At Kempton Park last week I saw a fabulous water colour by Charles Whymper. The picture was small, of a family group in fine un-faded condition from the last quarter of the 19th century. It was not a typical subject matter but a delight. Twenty years ago this picture would have been selling for at least £1000 pounds. In today's market the dealer wanted £200 and would probably have taken less. This has been the face of Victorian art over the past 2 decades
Victorian painting start to lose popularity in the 1990's with the rise in the market of 20th century. British Art and a resurgence of contemporary painting. In my opinion this was a good thing to happen as both the markets have produced fresh vibrant and challenging art that fits perfectly with the current interiors and design trend.

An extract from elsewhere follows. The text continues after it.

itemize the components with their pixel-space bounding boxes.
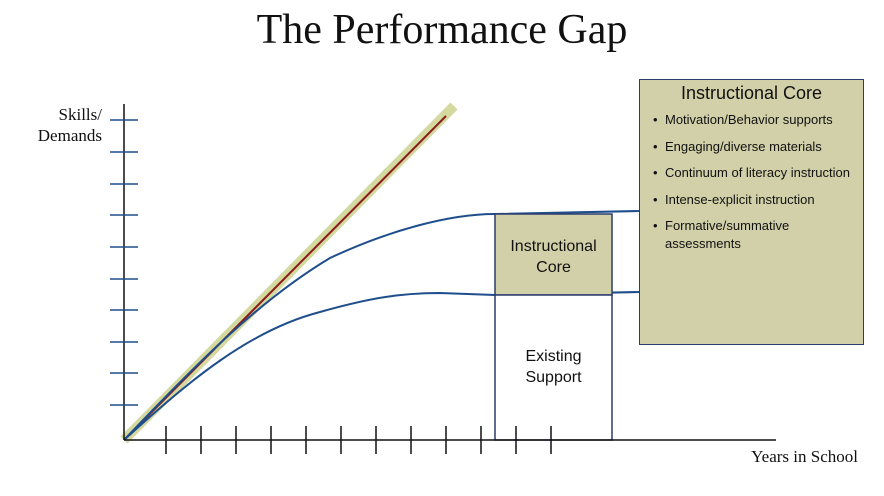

Whilst there are many appalling watercolours and oils from the period some are timeless and even today of great value. I recently purchased three drawings by Sir David Wilkie RA, with some trepidation. The three drawings are studies for larger paintings and come from a collector for historical subject matter. Will these pictures stand the test of time or will they be consigned to the historical waste bin, which is called Victoriana? Time will tell. As yet I've been unable to identify any of the subject matters depicted in the pen drawings but I'm having fun checking them out!
Art is cyclical and I'm sure that in years to come Victorian painting will again be re-evaluated. However, I suspect (and hope) this will not be during my dealing career.